Rick coughed. ‘Great idea. Ten minutes. Right.'

* * *

Rick stood at the table and flicked through his notes on
the speech that he planned to give at the wedding party, but the words refused
to sink in.

All he could think about was Saskia.

He hadn't planned to kiss her or touch her but one touch was
all it needed for him to give in to the magnetic attraction he'd felt for Saskia
since that first time he'd seen her standing on the pavement only a few days
earlier.

His eyes squeezed tight with frustration.

When had he become such an idiot? And just when he'd thought
that she was close to agreeing to work with him, trying to achieve something.
Together. As his business partner and best customer, not his lover.

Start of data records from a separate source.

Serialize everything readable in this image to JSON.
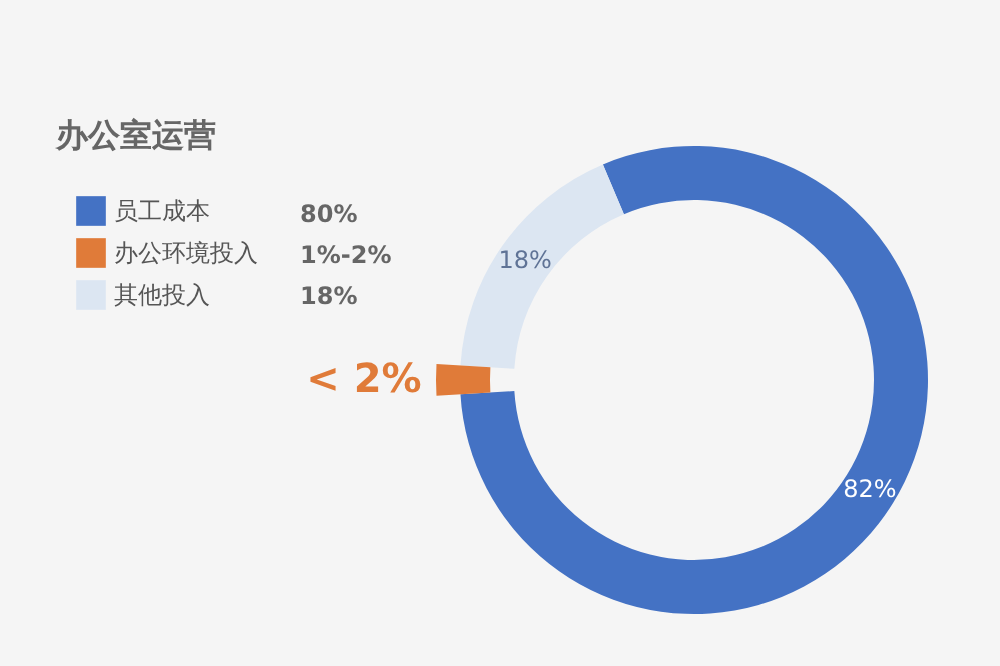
{
  "chart_data": {
    "type": "donut",
    "title": "办公室运营",
    "categories": [
      "员工成本",
      "办公环境投入",
      "其他投入"
    ],
    "values": [
      82,
      2,
      18
    ],
    "colors": [
      "#4472c4",
      "#e07b39",
      "#dce6f2"
    ],
    "value_labels": [
      "82%",
      "< 2%",
      "18%"
    ],
    "annotations": [
      "80%",
      "1%-2%",
      "18%"
    ],
    "legend": "top left"
  }
}
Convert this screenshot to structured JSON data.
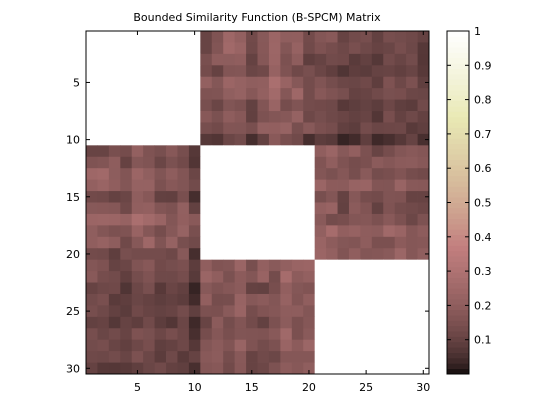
{
  "chart_data": {
    "type": "heatmap",
    "title": "Bounded Similarity Function (B-SPCM) Matrix",
    "xlabel": "",
    "ylabel": "",
    "rows": 30,
    "cols": 30,
    "x_ticks": [
      5,
      10,
      15,
      20,
      25,
      30
    ],
    "y_ticks": [
      5,
      10,
      15,
      20,
      25,
      30
    ],
    "x_tick_labels": [
      "5",
      "10",
      "15",
      "20",
      "25",
      "30"
    ],
    "y_tick_labels": [
      "5",
      "10",
      "15",
      "20",
      "25",
      "30"
    ],
    "colormap": "pink",
    "color_range": [
      0,
      1
    ],
    "colorbar_ticks": [
      0.1,
      0.2,
      0.3,
      0.4,
      0.5,
      0.6,
      0.7,
      0.8,
      0.9,
      1
    ],
    "colorbar_tick_labels": [
      "0.1",
      "0.2",
      "0.3",
      "0.4",
      "0.5",
      "0.6",
      "0.7",
      "0.8",
      "0.9",
      "1"
    ],
    "blocks": [
      {
        "rows": [
          1,
          10
        ],
        "cols": [
          1,
          10
        ],
        "value": 1
      },
      {
        "rows": [
          11,
          20
        ],
        "cols": [
          11,
          20
        ],
        "value": 1
      },
      {
        "rows": [
          21,
          30
        ],
        "cols": [
          21,
          30
        ],
        "value": 1
      },
      {
        "rows": [
          1,
          10
        ],
        "cols": [
          11,
          20
        ],
        "value_range": [
          0.02,
          0.35
        ],
        "typical": 0.22
      },
      {
        "rows": [
          11,
          20
        ],
        "cols": [
          1,
          10
        ],
        "value_range": [
          0.02,
          0.35
        ],
        "typical": 0.22
      },
      {
        "rows": [
          1,
          10
        ],
        "cols": [
          21,
          30
        ],
        "value_range": [
          0.0,
          0.22
        ],
        "typical": 0.1
      },
      {
        "rows": [
          21,
          30
        ],
        "cols": [
          1,
          10
        ],
        "value_range": [
          0.0,
          0.22
        ],
        "typical": 0.1
      },
      {
        "rows": [
          11,
          20
        ],
        "cols": [
          21,
          30
        ],
        "value_range": [
          0.02,
          0.3
        ],
        "typical": 0.15
      },
      {
        "rows": [
          21,
          30
        ],
        "cols": [
          11,
          20
        ],
        "value_range": [
          0.02,
          0.3
        ],
        "typical": 0.15
      }
    ],
    "notes": "Diagonal 10x10 blocks are 1 (white); off-diagonal values vary per cell between the stated ranges."
  }
}
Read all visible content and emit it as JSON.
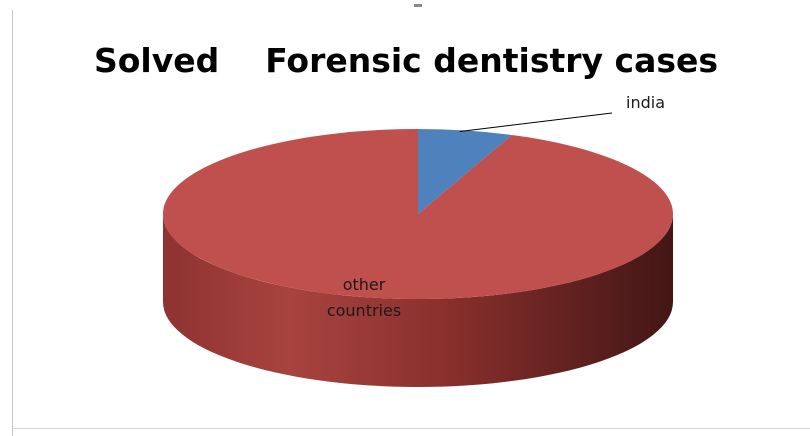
{
  "chart_data": {
    "type": "pie",
    "style": "3d",
    "title": "Solved    Forensic dentistry cases",
    "categories": [
      "india",
      "other countries"
    ],
    "values": [
      6,
      94
    ],
    "colors": [
      "#4f81bd",
      "#c0504d"
    ],
    "legend": "none",
    "labels_placement": [
      "leader-line outside",
      "inside"
    ]
  }
}
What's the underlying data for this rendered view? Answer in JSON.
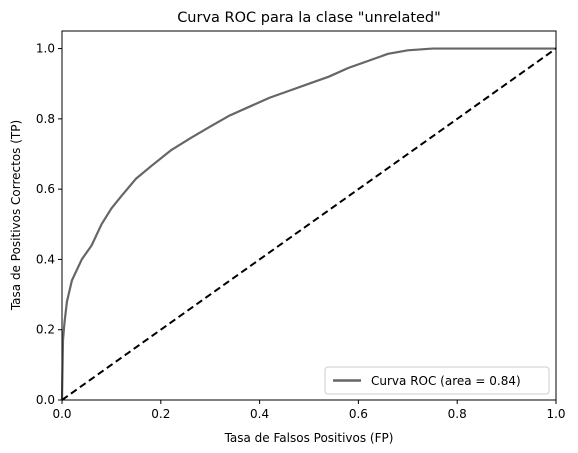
{
  "chart_data": {
    "type": "line",
    "title": "Curva ROC para la clase \"unrelated\"",
    "xlabel": "Tasa de Falsos Positivos (FP)",
    "ylabel": "Tasa de Positivos Correctos (TP)",
    "xlim": [
      0.0,
      1.0
    ],
    "ylim": [
      0.0,
      1.05
    ],
    "xticks": [
      0.0,
      0.2,
      0.4,
      0.6,
      0.8,
      1.0
    ],
    "yticks": [
      0.0,
      0.2,
      0.4,
      0.6,
      0.8,
      1.0
    ],
    "xtick_labels": [
      "0.0",
      "0.2",
      "0.4",
      "0.6",
      "0.8",
      "1.0"
    ],
    "ytick_labels": [
      "0.0",
      "0.2",
      "0.4",
      "0.6",
      "0.8",
      "1.0"
    ],
    "grid": false,
    "legend": {
      "placement": "lower-right",
      "entries": [
        "Curva ROC (area = 0.84)"
      ]
    },
    "series": [
      {
        "name": "Curva ROC (area = 0.84)",
        "color": "#666666",
        "style": "solid",
        "x": [
          0.0,
          0.002,
          0.005,
          0.01,
          0.02,
          0.03,
          0.04,
          0.05,
          0.06,
          0.07,
          0.08,
          0.1,
          0.12,
          0.15,
          0.18,
          0.22,
          0.26,
          0.3,
          0.34,
          0.38,
          0.42,
          0.46,
          0.5,
          0.54,
          0.58,
          0.62,
          0.66,
          0.7,
          0.75,
          0.8,
          0.85,
          0.9,
          0.95,
          1.0
        ],
        "y": [
          0.0,
          0.17,
          0.22,
          0.28,
          0.34,
          0.37,
          0.4,
          0.42,
          0.44,
          0.47,
          0.5,
          0.545,
          0.58,
          0.63,
          0.665,
          0.71,
          0.745,
          0.778,
          0.81,
          0.835,
          0.86,
          0.88,
          0.9,
          0.92,
          0.945,
          0.965,
          0.985,
          0.995,
          1.0,
          1.0,
          1.0,
          1.0,
          1.0,
          1.0
        ]
      },
      {
        "color": "#000000",
        "style": "dashed",
        "x": [
          0.0,
          1.0
        ],
        "y": [
          0.0,
          1.0
        ]
      }
    ]
  }
}
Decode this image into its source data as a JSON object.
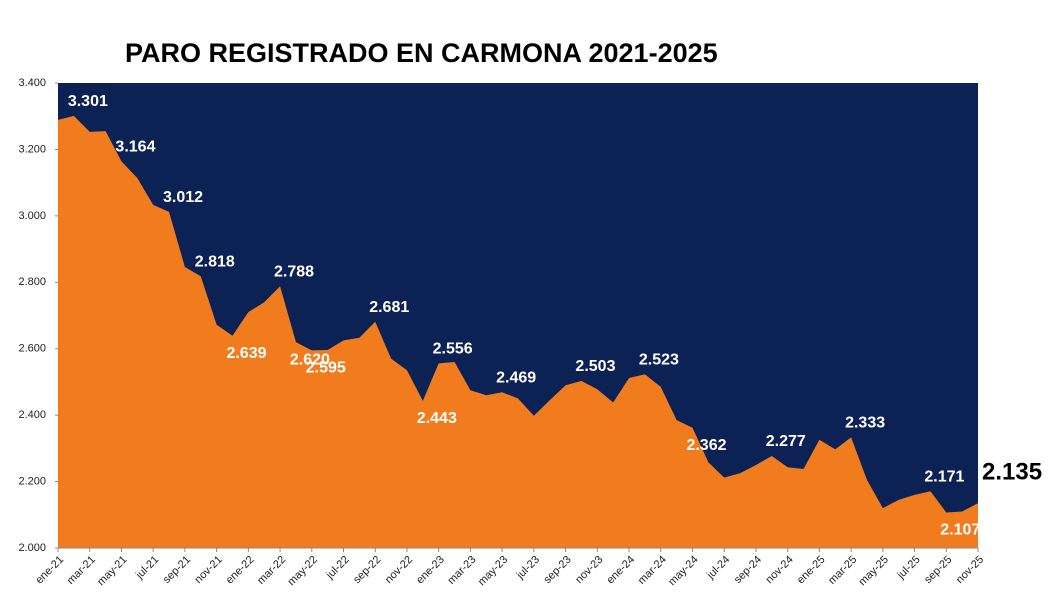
{
  "chart_data": {
    "type": "area",
    "title": "PARO REGISTRADO EN CARMONA 2021-2025",
    "categories": [
      "ene-21",
      null,
      "mar-21",
      null,
      "may-21",
      null,
      "jul-21",
      null,
      "sep-21",
      null,
      "nov-21",
      null,
      "ene-22",
      null,
      "mar-22",
      null,
      "may-22",
      null,
      "jul-22",
      null,
      "sep-22",
      null,
      "nov-22",
      null,
      "ene-23",
      null,
      "mar-23",
      null,
      "may-23",
      null,
      "jul-23",
      null,
      "sep-23",
      null,
      "nov-23",
      null,
      "ene-24",
      null,
      "mar-24",
      null,
      "may-24",
      null,
      "jul-24",
      null,
      "sep-24",
      null,
      "nov-24",
      null,
      "ene-25",
      null,
      "mar-25",
      null,
      "may-25",
      null,
      "jul-25",
      null,
      "sep-25",
      null,
      "nov-25"
    ],
    "values": [
      3289,
      3301,
      3253,
      3255,
      3164,
      3114,
      3033,
      3012,
      2846,
      2818,
      2672,
      2639,
      2710,
      2740,
      2788,
      2620,
      2595,
      2596,
      2625,
      2633,
      2681,
      2570,
      2535,
      2443,
      2556,
      2560,
      2475,
      2460,
      2469,
      2450,
      2398,
      2445,
      2490,
      2503,
      2478,
      2438,
      2512,
      2523,
      2485,
      2385,
      2362,
      2258,
      2212,
      2225,
      2250,
      2277,
      2243,
      2238,
      2326,
      2297,
      2333,
      2205,
      2120,
      2145,
      2160,
      2171,
      2107,
      2110,
      2135
    ],
    "value_labels": [
      null,
      "3.301",
      null,
      null,
      "3.164",
      null,
      null,
      "3.012",
      null,
      "2.818",
      null,
      "2.639",
      null,
      null,
      "2.788",
      "2.620",
      "2.595",
      null,
      null,
      null,
      "2.681",
      null,
      null,
      "2.443",
      "2.556",
      null,
      null,
      null,
      "2.469",
      null,
      null,
      null,
      null,
      "2.503",
      null,
      null,
      null,
      "2.523",
      null,
      null,
      "2.362",
      null,
      null,
      null,
      null,
      "2.277",
      null,
      null,
      null,
      null,
      "2.333",
      null,
      null,
      null,
      null,
      "2.171",
      "2.107",
      null,
      "2.135"
    ],
    "color": "#f07c1e",
    "background": "#0c2255",
    "ylim": [
      2000,
      3400
    ],
    "yticks": [
      {
        "value": 2000,
        "label": "2.000"
      },
      {
        "value": 2200,
        "label": "2.200"
      },
      {
        "value": 2400,
        "label": "2.400"
      },
      {
        "value": 2600,
        "label": "2.600"
      },
      {
        "value": 2800,
        "label": "2.800"
      },
      {
        "value": 3000,
        "label": "3.000"
      },
      {
        "value": 3200,
        "label": "3.200"
      },
      {
        "value": 3400,
        "label": "3.400"
      }
    ]
  }
}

He had tried that before with a girl he'd thought he knew and
been burnt.

Saskia had been honest with him from day one.

She was scared about stepping outside her world and working
with him, he could see that. And now he might just have blown their fledgling
relationship out of the water.

In a few short days Saskia had become a friend, the person he
wanted to talk to and spend time with.

But what happened now?

Because one thing was clear. He would only make a commitment to
Saskia Elwood that he was prepared to deliver. His life could change at a
moment's notice. He was the last kind of man who could give her what she
needed.

Last night in the restaurant his neighbours had teased him
mercilessly with their gentle ribbing about him bringing a girl home for once.
Even the waitress had whispered sweet words about his pretty
‘amour'
in his ear on the way out. And now he was off
to Nicole and Jean's wedding with an unexpected lady guest.

Little wonder that his friend had seen him with Saskia and
thought they were more than work colleagues.

Well, they were wrong.
In so many
ways.
He was not the kind of man who wanted a long-term relationship
and Saskia must have worked that out for herself. She was a clever girl.

Except...when he'd kissed her face? Everything had changed.